Reading The Edge of the Sea, you will learn all kinds of interesting facts. Baby snails can be the size of a coffee grain. Starfish arms can break off and grow right back again. Limpets (cone-shaped snails) suction to the exact same "home" spot on a rock...every day during feeding time, they will be taken sometimes a mile or more away by the waves, but every day, each limpet returns to the exact same spot.
The interesting facts are one thing, and worth the read on their own. But the other thing that makes The Edge of the Sea so special is Rachel Carson's voice. She has a gift. She really did see the world with a very active "sense of wonder" and through her writing, she brings that world to us through her eyes. Eyes that can look at mucky, slimy seaweed a dozen times a day and still be amazed by the strange beauty of it:
It is a fantastic jungle, mad in a Lewis Carroll sort of way. For what proper jungle, twice every twenty-four hours, begins to sag lower and lower and finally lies prostrate for several hours only to rise again?
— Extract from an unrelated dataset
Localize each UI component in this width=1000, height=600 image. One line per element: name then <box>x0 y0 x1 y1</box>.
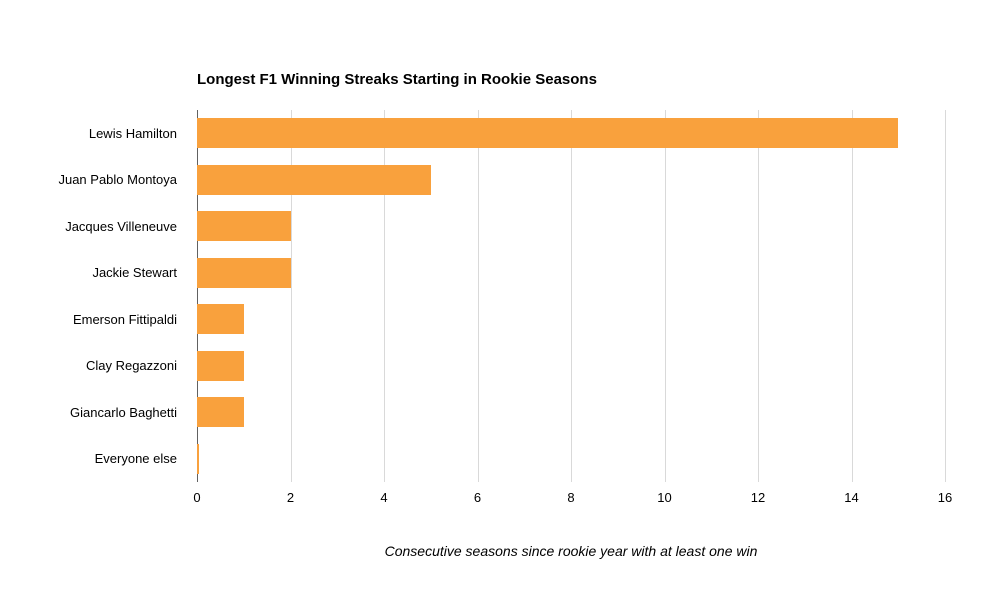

Yet this is precisely what the rockweed jungles do. When the tide has retreated from the sloping rocks, when it has left the miniature seas of the tide pools, the rockweeds lie flat on the horizontal surfaces in layer above layer of sodden, rubbery fronds. From the sheer rock faces they hang down in a heavy curtain, holding the wetness of the sea, and nothing under their protective cover ever dries out.If you've ever seen rockweed, during either high or low tide, you know the logistics of this to be true, but have you ever thought of it in quite that way? And if you haven't seen rockweed, didn't she just bring it alive in your imagination?
There is more information about Rachel Carson available at The Life and Legacy of Rachel Carson and at the Rachel Carson Homestead (site for her birthplace and childhood home in Springdale, PA).
Here in Maine, you can visit the Rachel Carson National Wildlife Refuge.
Linda Lear's book, Rachel Carson: Witness for Nature, is also a terrific read.
Happy Blog Action Day! Now go muck about in some tide pools if you can!
2 comments:
This book is, in my opinion, not a book that I enjoyed reading. It was sort of boring and confusing. The sad part is that I had to read it for a science class.
I love this blog post. Rachel Carson is such a beautiful writer, thanks for reminding us that she loved seaweed!